During the daylight hours, things are pretty boring around here. I mean that both within my home, and out on the street. At home obviously I am here alone. I read, I watch movies, I play on the computer. On the street things are pretty quiet too. Most everybody is at work, and those that aren't either stay home, or pretty quickly move from one indoor to the other.
Around nine o'clock on most morning I take a walk on the outside of the LQ. It is a pretty big complex and it makes for a good walk. It is also pretty lonely. Now I don't mean to say that there isn't anybody out on the street, for there are. There is almost alway a few people walking in and out of the LQ. There are cars zooming down the street. There are folks walking about as well. But for a city of millions things are really rather quiet. People aren't really talking to each other, there is little commotion going on, just people moving to their destinations.
As the sun drops though, it gets exciting. Around 3:30 the kids get out of school and the buzz begins. There is the low moan of hundreds of kids finding freedom. Their parents encourage, question, and scold the children as they are shuffled into their cars or walked home. There is the roar of bus engines and taxis and cars as they ready to take their loads home. Security officers buzz their whistles every few seconds reminding the vehicles that children are near and crossing the street. The cars honk their horns in defiance of this.
About an hour later the teachers and administrators get out and more noise begins.
On the street, vendors begin appearing selling their wares. By the gate is the guy with flowers. Blues, reds and yellows all bright and fresh shine out to the masses asking to be taken home and put in vases. Next to the flowers is a lady selling scarves and hats - all intricately made with colors as bright as the flowers. They are laid out on a blanket in rows again begging for the attention of all who pass by.

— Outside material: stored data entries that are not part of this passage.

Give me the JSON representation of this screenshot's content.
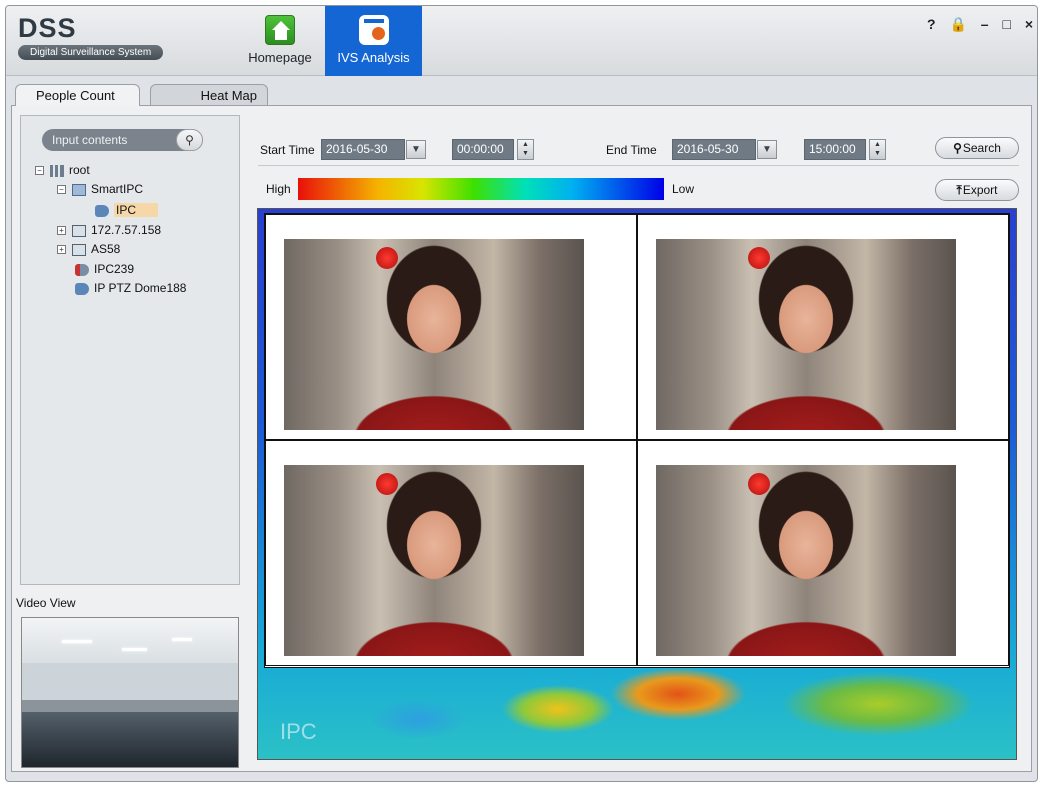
{
  "app": {
    "title": "DSS",
    "subtitle": "Digital Surveillance System"
  },
  "nav": {
    "home_label": "Homepage",
    "ivs_label": "IVS Analysis"
  },
  "window_controls": {
    "help": "?",
    "lock": "🔒",
    "minimize": "–",
    "maximize": "□",
    "close": "×"
  },
  "subtabs": {
    "people_count": "People Count",
    "heat_map": "Heat Map"
  },
  "search": {
    "placeholder": "Input contents",
    "icon": "search-icon"
  },
  "tree": {
    "root": "root",
    "smartipc": "SmartIPC",
    "ipc": "IPC",
    "device1": "172.7.57.158",
    "device2": "AS58",
    "ipc239": "IPC239",
    "ptz": "IP PTZ Dome188"
  },
  "video_view": {
    "label": "Video View"
  },
  "query": {
    "start_time_label": "Start Time",
    "start_date": "2016-05-30",
    "start_time": "00:00:00",
    "end_time_label": "End Time",
    "end_date": "2016-05-30",
    "end_time": "15:00:00",
    "search_label": "Search",
    "export_label": "Export"
  },
  "legend": {
    "high": "High",
    "low": "Low"
  },
  "heatmap": {
    "channel_label": "IPC"
  },
  "colors": {
    "accent": "#1466d4",
    "selected": "#f6d8a8"
  }
}
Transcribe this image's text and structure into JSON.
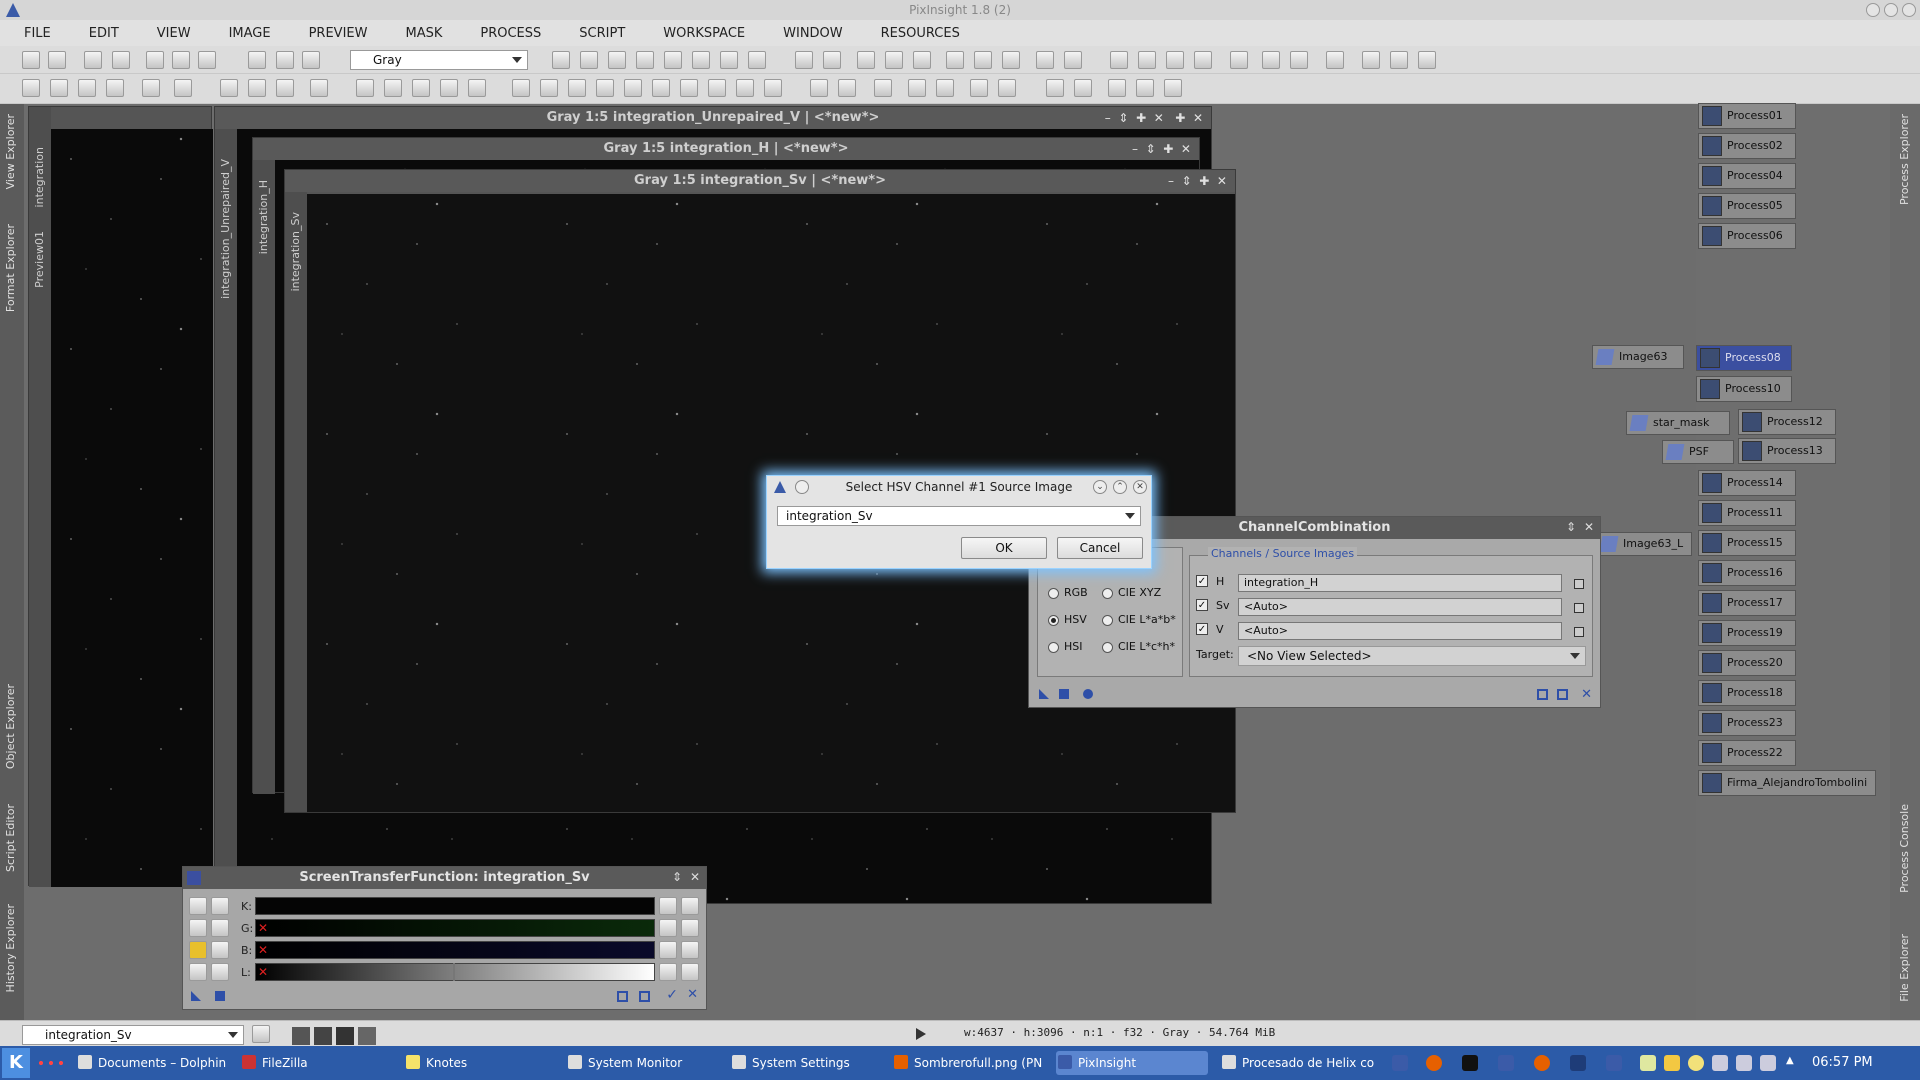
{
  "window_title": "PixInsight 1.8 (2)",
  "menu": [
    "FILE",
    "EDIT",
    "VIEW",
    "IMAGE",
    "PREVIEW",
    "MASK",
    "PROCESS",
    "SCRIPT",
    "WORKSPACE",
    "WINDOW",
    "RESOURCES"
  ],
  "toolbar": {
    "mask_combo": "Gray"
  },
  "left_dock_tabs": [
    "View Explorer",
    "Format Explorer",
    "Object Explorer",
    "Script Editor",
    "History Explorer"
  ],
  "right_dock_tabs": [
    "Process Explorer",
    "Process Console",
    "File Explorer"
  ],
  "image_windows": [
    {
      "title": "Gray 1:5 integration_Unrepaired_V | <*new*>",
      "side_label": "integration_Unrepaired_V"
    },
    {
      "title": "Gray 1:5 integration_H | <*new*>",
      "side_label": "integration_H"
    },
    {
      "title": "Gray 1:5 integration_Sv | <*new*>",
      "side_label": "integration_Sv"
    }
  ],
  "back_tabs": [
    "integration",
    "Preview01"
  ],
  "process_icons": [
    {
      "label": "Process01"
    },
    {
      "label": "Process02"
    },
    {
      "label": "Process04"
    },
    {
      "label": "Process05"
    },
    {
      "label": "Process06"
    },
    {
      "label": "Process08"
    },
    {
      "label": "Process10"
    },
    {
      "label": "Process12"
    },
    {
      "label": "Process13"
    },
    {
      "label": "Process14"
    },
    {
      "label": "Process11"
    },
    {
      "label": "Process15"
    },
    {
      "label": "Process16"
    },
    {
      "label": "Process17"
    },
    {
      "label": "Process19"
    },
    {
      "label": "Process20"
    },
    {
      "label": "Process18"
    },
    {
      "label": "Process23"
    },
    {
      "label": "Process22"
    },
    {
      "label": "Firma_AlejandroTombolini"
    }
  ],
  "image_icons": [
    {
      "label": "Image63"
    },
    {
      "label": "star_mask"
    },
    {
      "label": "PSF"
    },
    {
      "label": "Image63_L"
    }
  ],
  "channel_combination": {
    "title": "ChannelCombination",
    "group_title": "Channels / Source Images",
    "color_spaces": [
      "RGB",
      "CIE XYZ",
      "HSV",
      "CIE L*a*b*",
      "HSI",
      "CIE L*c*h*"
    ],
    "selected_space": "HSV",
    "channels": [
      {
        "name": "H",
        "source": "integration_H",
        "checked": true
      },
      {
        "name": "Sv",
        "source": "<Auto>",
        "checked": true
      },
      {
        "name": "V",
        "source": "<Auto>",
        "checked": true
      }
    ],
    "target_label": "Target:",
    "target_value": "<No View Selected>"
  },
  "dialog": {
    "title": "Select HSV Channel #1 Source Image",
    "selected": "integration_Sv",
    "ok": "OK",
    "cancel": "Cancel"
  },
  "stf": {
    "title": "ScreenTransferFunction: integration_Sv",
    "channels": [
      "K:",
      "G:",
      "B:",
      "L:"
    ]
  },
  "statusbar": {
    "view_combo": "integration_Sv",
    "info": "w:4637 · h:3096 · n:1 · f32 · Gray · 54.764 MiB"
  },
  "taskbar": {
    "items": [
      "Documents – Dolphin",
      "FileZilla",
      "Knotes",
      "System Monitor",
      "System Settings",
      "Sombrerofull.png (PN",
      "PixInsight",
      "Procesado de Helix co"
    ],
    "active": "PixInsight",
    "clock": "06:57 PM"
  },
  "colors": {
    "accent": "#3b4fa0",
    "dialog_glow": "#7dc3ff",
    "taskbar": "#2c5ba8"
  }
}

Next to the tree is an old man whose great age shows on his sagging face under his Russian fur hat. He stands next to a cart which holds what can only be described as a portable wood stove. It has rounded edges and resembles something like one of those old aluminum campers I used to see zooming down the interstate when I was a child. The front of the oven are several drawers, the largest of which opens to a large fire. The old man periodically opens this door and throws in a few small branches to keep the fire going.
The smaller drawers surrounding the larger one contain several sweet potatoes in various roasted states. Through a small chimney on the top smoke billows out into the open air.

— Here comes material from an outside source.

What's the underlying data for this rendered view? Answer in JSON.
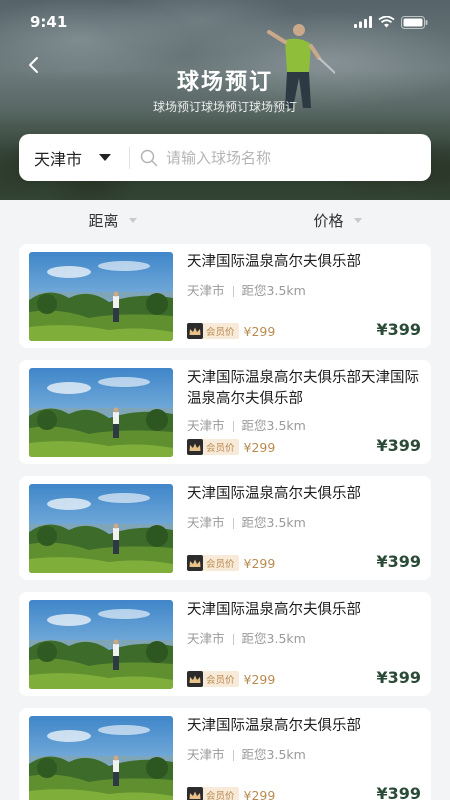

Others stir coals inside a steel drum. The coals warm chestnuts that emit a wonderfully aroma and beckon my nasal passage. I don't really like chestnuts, but every time I walk by those burning nuts, I want nothing more than to buy a bushel.
On some days you can find a young woman selling corn on the cob, and others with oranges and pomellos. Around the corner are guys with carts loaded with DVDs. Above the carts are small flood lights attached to poles and presumably some sort of power source.
Farther down the road are several vendors selling meat and vegetables on a stick. The raw products sit on a fold out table and once you've made your choice they are seasoned and placed over hot coals. Joking with the proprietor is a necessity, but with my limited language skills all I can do is smile and appear friendly.
Sometimes there is a big noodle cart. These guys have a table full of sauces and vegetables and eggs. To the side is a small gas burner which they place a wok upon and fry up your vegetables and noodles.
My favorite vendor is the bread couple. On their table the woman works out the dough, layers it with a variety of spices and herbs and then hands it to her husband. He stands in front of a barrel full of coals and smoke and fire. Like a witch before a cauldron he prepares his magical concoction. The dough gets smacked onto the insides of the barrel where it sticks and cooks for awhile. After awhile he takes it out and lines the bread up with the others cooked pieces.
It costs about ten cents, and tastes like heaven.
All of the carts are on wheels and are ready to scurry away at any sign of trouble, or the cops. Neither ever seems to come. I often wonder where these people come from, and what their lives are like. When they were young did they dream of selling small goods on the side of the road? Did their fathers and grandfathers sell these very things so many years ago?
If one chooses to look closely at the carts and fiery ovens one would probably not enjoy what is there to see. I don't suspect the sanitation is all that good or pleasant. I don't suppose that any of the street vendors go through an inspection process. I don't think I really care.
The food is cheap and it is good. I wouldn't recommend it for a daily meal, but sometimes on a cold night, there is nothing better than walking down the street, ordering up a little vegetable, a bit of meat, and a delicious piece of bread.